How Do You Find a Unit Vector Orthogonal to Two Given Vectors?

[kwal0203]

Homework Statement

Find a unit vector that is orthogonal to both u=(1,1,0) and v=(-1,0,1)

Any help appreciated thanks!

 

[haruspex]

What do you know about the direction of the cross product of two vectors?

 

[kwal0203]

What do you know about the direction of the cross product of two vectors?

Yeah, I see where you are going with that but I need to answer the question without using the cross product

 

[haruspex]

Ok, so how about supposing the vector is (x, y, z) and obtaining some equations based on dot products?

 

[kwal0203]

Ok, so how about supposing the vector is (x, y, z) and obtaining some equations based on dot products?

I could try that, how do I do it?

 

[haruspex]

If you take the dot product with each given vector, what should the result be?

 

[kwal0203]

u\cdot v=(1,1,0)\cdot (-1,0,1)=-1+0+0=-1

u\cdot v=\left \| u \right \|\left \| v \right \|cos\theta

the dot product represents the angle between the vectors, is that correct?

 

[haruspex]

No, I meant take the dot product of (x, y, z) (a vector intended to be orthogonal to the two given vectors) with each of them.

 

[kwal0203]

let x=(x,y,z)

x\cdot u=(x,y,z)\cdot (1,1,0)
x+y=\left \| x \right \|\left \| u \right \|cos\theta=0

x\cdot v=(x,y,z)\cdot (-1,0,1)
z-x=\left \| x \right \|\left \| v \right \|cos\theta=0

x+y=z-x
y=z

something like this?

 

[haruspex]

I don't understand what u and v represent in there. looks like in the first line they represent (x,y,z) and (1,1,0), and in the second line (x,y,z) and (-1,0,1). But then you deduce an equation based on u and v representing the same in both cases??
If two vectors are orthogonal, what is their dot product?
Edit: It's late here ... and so to bed.

 

[kwal0203]

Whoops, I fixed up the code. Does it look better now?

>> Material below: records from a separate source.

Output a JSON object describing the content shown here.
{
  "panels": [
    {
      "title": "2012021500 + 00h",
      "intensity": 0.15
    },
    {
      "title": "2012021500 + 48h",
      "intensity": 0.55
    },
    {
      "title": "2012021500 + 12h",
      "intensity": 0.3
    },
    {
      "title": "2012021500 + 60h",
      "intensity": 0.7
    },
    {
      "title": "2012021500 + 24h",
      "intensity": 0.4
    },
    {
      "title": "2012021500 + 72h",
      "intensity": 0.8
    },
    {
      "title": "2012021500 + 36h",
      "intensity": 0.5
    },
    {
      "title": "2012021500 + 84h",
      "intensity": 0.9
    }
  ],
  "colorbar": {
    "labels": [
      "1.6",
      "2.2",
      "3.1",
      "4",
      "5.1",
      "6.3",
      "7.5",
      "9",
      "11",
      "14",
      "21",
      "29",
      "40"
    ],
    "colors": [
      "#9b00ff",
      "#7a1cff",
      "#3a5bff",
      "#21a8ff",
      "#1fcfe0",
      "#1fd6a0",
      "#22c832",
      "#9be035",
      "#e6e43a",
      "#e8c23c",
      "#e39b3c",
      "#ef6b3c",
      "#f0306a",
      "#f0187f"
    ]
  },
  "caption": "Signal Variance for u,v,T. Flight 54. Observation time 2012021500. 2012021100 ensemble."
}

The dot product of two orthogonal vectors is equal to zero.

 

[kwal0203]

Ah, I figured it out... thanks for your help!

 

[Fredrik]

let x=(x,y,z)

It's confusing to have one symbol mean two different things, so I recommend that you don't use this notation. I'll use $p=(x,y,z)$.

x\cdot u=(x,y,z)\cdot (1,1,0)
x+y=\left \| x \right \|\left \| u \right \|cos\theta=0

You should write this as
$$0 =p\cdot u=(x,y,z)\cdot (1,1,0) =x+y.$$ No need to mention the angle between the vectors. Also, you're confusing your readers when you put the zero at the end, instead of at the beginning next to $p\cdot u$ which is equal to 0 by definition of p. (Edit: OK, I see that the thing at the end is also obviously equal to zero because the angle between the vectors is $\pi/2$, but I still prefer to put the zero at the beginning, where no thought is required). You also left out an equality sign.

Similarly,
$$0=p\cdot v =(x,y,z)\cdot (-1,0,1) =-x+z.$$

x+y=z-x
y=z

something like this?

Yes, something like that. But not that. First you threw away useful information from the equalities $p\cdot u=0$ and $p\cdot v=0$, and then you incorrectly canceled x and -x from what you had left.